Les autres articles abordent la guerre par le biais de ses répercussions locales. On retrouve par exemple le thème récurrent du manque de gaz, à cause de la pénurie de charbon, de la hausse de son prix et des difficultés de la municipalité à négocier avec la compagnie locale (voir la chronique de décembre 1915/2015). Surtout, on voit apparaître une nouvelle mesure nationale, appelée à un bel avenir : il s’agit du changement de l’heure légale d’été, thème traité également par La Vigie républicaine d’Arcachon du 11 juin 1916. Il y a très peu de temps que la France a bénéficié de la même heure sur tout son territoire (loi du 14 mars 1891), et, depuis la loi du 9 mars 1911, c’est l’heure anglaise de Greenwich qui a été choisie. Afin de « réaliser des économies dans tous les services de dépenses de la nation » car la guerre coûte cher, le député des Basses-Alpes André Honorrat propose d’avancer l’heure de soixante minutes : « La prolongation de la guerre nous fait un devoir impérieux de ne négliger aucune source d’économie. » C’est chose faite par la loi du 9 juin 1916, appliquée à titre provisoire jusqu’au 1er octobre, depuis la nuit du 14 au 15 juin, d’où l’annonce de La Vigie républicaine pour avertir les lecteurs.

Comme on le constate sur l’affiche, l’Allemagne avait déjà effectué ce changement depuis le 30 avril 1916 (on parlait en France de « l’heure boche »), et le Royaume-Uni avait fait de même depuis le 21 mai. On le voit à travers toutes les précautions prises dans le rapport fait au Sénat, cette mesure était loin d’être populaire, et certains lui reprochaient même d’être contre nature ! C’est sans doute pour cela que Veyrier-Montagnères, d’après L’Avenir d’Arcachon, a décidé de retarder de soixante minutes l’heure d’« extinction des becs de gaz », rendant ainsi caduque la mesure d’économie d’éclairage. On rejoint le désir, signalé en introduction, de tout faire pour rendre la station balnéaire attractive aux touristes. Pourtant, cette décision aurait dû être considérée comme d’intérêt général, le ministre de l’Intérieur Malvy le précisait dans une affiche : «  Le but […] est d’économiser chaque jour une heure de lumière artificielle et par conséquent de réserver à la défense nationale une quantité considérable de charbon et de pétrole, actuellement dissipée en éclairage inutile. » Nonobstant la raison conjoncturelle de la guerre, il est intéressant de retrouver ici les arguments d’économie d’énergie encore développés de nos jours.

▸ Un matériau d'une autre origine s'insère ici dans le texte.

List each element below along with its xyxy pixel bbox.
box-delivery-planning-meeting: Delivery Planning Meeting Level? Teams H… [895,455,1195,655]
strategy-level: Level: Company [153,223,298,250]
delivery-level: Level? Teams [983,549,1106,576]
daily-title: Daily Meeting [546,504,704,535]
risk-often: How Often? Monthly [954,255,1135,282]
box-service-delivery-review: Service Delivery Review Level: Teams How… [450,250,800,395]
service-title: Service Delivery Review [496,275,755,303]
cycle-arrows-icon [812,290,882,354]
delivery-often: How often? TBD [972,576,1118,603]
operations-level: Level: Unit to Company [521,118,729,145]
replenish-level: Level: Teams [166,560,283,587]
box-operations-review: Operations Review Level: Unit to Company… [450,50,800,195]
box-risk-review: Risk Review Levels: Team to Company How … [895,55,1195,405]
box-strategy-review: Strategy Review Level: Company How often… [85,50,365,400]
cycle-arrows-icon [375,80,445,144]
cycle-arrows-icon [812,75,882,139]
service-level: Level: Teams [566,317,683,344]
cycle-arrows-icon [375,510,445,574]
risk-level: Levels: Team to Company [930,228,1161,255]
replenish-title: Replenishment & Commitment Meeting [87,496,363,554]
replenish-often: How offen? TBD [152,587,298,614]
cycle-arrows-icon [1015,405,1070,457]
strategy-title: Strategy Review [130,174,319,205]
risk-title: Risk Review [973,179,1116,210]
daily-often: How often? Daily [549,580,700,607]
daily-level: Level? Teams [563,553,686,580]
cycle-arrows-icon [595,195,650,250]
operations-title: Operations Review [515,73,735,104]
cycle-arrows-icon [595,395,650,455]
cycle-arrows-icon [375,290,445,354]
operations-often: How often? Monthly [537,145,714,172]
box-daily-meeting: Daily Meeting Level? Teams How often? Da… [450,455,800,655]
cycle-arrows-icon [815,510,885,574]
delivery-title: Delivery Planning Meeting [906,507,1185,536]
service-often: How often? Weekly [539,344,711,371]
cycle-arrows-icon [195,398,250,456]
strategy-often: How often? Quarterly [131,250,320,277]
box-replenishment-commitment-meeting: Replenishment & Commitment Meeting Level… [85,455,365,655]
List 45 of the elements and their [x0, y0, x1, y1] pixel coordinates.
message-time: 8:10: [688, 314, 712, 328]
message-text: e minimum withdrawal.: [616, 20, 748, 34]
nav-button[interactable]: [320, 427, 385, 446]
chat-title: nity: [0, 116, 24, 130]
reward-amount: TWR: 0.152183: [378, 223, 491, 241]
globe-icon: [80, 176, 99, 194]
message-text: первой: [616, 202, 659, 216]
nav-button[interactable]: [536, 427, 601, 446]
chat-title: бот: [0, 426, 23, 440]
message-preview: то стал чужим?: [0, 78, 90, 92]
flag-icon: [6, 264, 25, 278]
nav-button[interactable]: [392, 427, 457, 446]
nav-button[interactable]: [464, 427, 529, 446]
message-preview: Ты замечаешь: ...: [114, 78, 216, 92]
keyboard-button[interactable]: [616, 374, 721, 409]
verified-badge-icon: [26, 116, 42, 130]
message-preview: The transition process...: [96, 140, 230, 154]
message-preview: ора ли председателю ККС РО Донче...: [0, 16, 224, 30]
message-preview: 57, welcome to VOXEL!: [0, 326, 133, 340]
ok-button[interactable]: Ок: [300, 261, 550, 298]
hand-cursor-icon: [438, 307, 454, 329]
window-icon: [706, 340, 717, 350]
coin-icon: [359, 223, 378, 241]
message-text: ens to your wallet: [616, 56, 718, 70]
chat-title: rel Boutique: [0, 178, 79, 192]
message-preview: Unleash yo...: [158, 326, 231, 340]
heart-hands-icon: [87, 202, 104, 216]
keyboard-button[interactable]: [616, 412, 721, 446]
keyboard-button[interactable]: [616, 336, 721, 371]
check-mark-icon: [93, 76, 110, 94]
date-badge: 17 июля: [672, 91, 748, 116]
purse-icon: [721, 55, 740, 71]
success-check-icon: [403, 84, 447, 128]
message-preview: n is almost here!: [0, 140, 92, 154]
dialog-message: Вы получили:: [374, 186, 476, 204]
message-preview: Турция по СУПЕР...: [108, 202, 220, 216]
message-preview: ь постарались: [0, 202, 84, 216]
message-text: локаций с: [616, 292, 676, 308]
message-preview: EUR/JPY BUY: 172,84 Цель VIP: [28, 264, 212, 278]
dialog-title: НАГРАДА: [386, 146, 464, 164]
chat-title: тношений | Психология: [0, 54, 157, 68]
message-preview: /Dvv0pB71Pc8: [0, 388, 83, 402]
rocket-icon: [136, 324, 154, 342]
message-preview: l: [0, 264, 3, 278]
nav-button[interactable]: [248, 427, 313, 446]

On trouve aussi dans L’Avenir d’Arcachon certains autres aspects de la guerre économique, par exemple la reconversion des « fabriques de moteurs » en fabriques d’« engins de guerre », telle Couach à Arcachon, déjà citée dans la chronique de mai dernier. Les hommes partis au front sont parfois remplacés par « un personnel inexpérimenté » : le journal semble attribuer à cette cause l’interruption du service du tramway arcachonnais, mais on peut penser aussi à la défaillance faute d’énergie des groupes électrogènes. D’après Claude Robin, dans un article du Bulletin de la SHAA n°112, l’entretien de la voie et du matériel roulant n’était plus assuré dès juillet 1915, et le tramway cessa de fonctionner le 14 avril 1916. Le conseil municipal, en accord avec le conseil général, décida ensuite d’exploiter la ligne en régie pendant les mois d’été ; on retrouve la volonté de répondre impérativement aux besoins des touristes. À la fin de l’année 1916 et jusqu’en 1918, la compagnie du tramway reçut une subvention annuelle de la part de la municipalité afin de maintenir le service en état.